In this work, we report on photophysical studies of the anticancer drug topotecan (TPT) in aqueous solutions at different pHs. We used steady-state (UV-visible absorption and emission) and time-resolved picosecond (ps) emission spectroscopies to investigate the role of the H-bonding interactions as well as the proton concentration (pH = 0.48-7.40) on the behavior of topotecan (TPT) in its ground- (S0) and electronically first (S1) excited-states.
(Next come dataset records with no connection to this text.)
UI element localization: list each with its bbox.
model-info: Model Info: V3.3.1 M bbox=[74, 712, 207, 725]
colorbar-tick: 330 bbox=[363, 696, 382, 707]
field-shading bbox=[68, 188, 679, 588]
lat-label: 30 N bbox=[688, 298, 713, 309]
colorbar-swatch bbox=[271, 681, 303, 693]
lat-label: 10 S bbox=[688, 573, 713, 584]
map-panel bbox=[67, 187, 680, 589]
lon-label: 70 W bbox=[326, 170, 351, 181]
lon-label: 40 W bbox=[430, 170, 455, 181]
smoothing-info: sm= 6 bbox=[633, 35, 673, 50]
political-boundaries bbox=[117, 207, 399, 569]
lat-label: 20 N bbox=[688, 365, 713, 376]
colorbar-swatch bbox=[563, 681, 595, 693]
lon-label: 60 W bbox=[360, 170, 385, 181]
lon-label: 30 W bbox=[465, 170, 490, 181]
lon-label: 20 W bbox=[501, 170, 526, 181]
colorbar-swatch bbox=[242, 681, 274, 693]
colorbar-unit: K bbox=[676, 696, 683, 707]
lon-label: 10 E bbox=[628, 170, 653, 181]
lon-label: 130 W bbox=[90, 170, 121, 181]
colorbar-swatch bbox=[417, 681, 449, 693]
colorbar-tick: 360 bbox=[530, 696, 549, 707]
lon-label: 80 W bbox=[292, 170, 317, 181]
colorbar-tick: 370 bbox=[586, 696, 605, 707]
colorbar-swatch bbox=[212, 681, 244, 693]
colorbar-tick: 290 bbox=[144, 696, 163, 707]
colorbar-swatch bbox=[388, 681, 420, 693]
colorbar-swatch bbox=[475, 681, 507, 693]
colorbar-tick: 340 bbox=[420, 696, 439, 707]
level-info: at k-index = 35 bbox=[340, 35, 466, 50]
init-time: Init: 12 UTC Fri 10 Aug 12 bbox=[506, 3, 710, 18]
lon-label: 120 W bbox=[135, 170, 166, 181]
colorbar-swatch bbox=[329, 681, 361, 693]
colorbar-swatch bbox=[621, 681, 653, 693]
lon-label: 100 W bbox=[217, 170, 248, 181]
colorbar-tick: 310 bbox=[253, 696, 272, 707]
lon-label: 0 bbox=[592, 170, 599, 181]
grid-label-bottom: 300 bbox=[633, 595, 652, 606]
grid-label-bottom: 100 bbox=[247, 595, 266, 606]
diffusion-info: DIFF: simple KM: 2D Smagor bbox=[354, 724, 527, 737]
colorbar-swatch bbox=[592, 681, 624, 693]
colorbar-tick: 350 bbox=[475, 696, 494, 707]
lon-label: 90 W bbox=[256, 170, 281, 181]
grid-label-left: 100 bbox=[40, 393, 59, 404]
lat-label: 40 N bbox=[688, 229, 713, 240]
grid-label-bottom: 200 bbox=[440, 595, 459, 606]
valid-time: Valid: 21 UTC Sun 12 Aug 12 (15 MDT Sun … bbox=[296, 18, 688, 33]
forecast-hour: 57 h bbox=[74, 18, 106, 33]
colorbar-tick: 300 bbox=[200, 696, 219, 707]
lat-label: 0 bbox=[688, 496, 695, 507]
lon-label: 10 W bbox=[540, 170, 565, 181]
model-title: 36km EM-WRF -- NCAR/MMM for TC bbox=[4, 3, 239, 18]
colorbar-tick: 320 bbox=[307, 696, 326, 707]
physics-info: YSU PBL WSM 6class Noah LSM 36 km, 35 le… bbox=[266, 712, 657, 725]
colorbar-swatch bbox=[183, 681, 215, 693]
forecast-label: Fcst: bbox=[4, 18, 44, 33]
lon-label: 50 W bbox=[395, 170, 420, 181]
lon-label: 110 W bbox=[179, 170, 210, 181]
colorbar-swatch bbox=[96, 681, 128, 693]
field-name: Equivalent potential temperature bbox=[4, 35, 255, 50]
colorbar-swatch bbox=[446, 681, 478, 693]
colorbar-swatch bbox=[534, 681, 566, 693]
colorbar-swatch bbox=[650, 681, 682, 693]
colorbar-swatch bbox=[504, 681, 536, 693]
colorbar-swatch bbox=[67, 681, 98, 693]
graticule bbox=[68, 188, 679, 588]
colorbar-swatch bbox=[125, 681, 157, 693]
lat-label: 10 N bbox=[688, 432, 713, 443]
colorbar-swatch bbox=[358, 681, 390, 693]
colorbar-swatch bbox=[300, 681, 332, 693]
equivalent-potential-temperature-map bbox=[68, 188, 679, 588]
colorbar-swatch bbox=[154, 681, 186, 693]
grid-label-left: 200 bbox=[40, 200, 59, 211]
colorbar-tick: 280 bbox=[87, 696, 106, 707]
At physiological conditions (pH = 7.40), the drug exists at S0 in equilibrium between the enol (E), cation (C), and zwitterion (Z) forms. The photoformation of Z* (τZ = 5.83 ns) occurs from directly excited (λexc = 371 nm) E as the two-step reaction: E*→C*→Z*. In this process, a very fast (less than 10 ps) protonation of E* leads to C*, which subsequently undergoes fast (580 ps) deprotonation to give Z* as the final photoproduct. At higher proton concentrations (pH = 0.48-1.31), a ground-state equilibrium exists between three different cationic species (C1, C2, and C3). The proton motion from the acidic solution to the C forms of TPT to give the reactions C1*→C2*→C3* is governed by the proton diffusion. In these conditions, both dynamic and static quenching occurs. The rate constant values k*(DPT1) and k*(DPT2) for the direct protonation of C1* and C2*, respectively, depend on the pH of the surrounding. The number of protons implicated in the reaction changes from ∼2 (pH = 0.48-0.78) to ∼1 (pH = 0.78-1.31), thus indicating the existence of two different reactions and proton-transfer dynamics. These results evidence the conformational, structural, and dynamical changes of aqueous solutions of TPT with the pH of the environment. They should help to understand the molecular structure/activity of TPT at cellular level.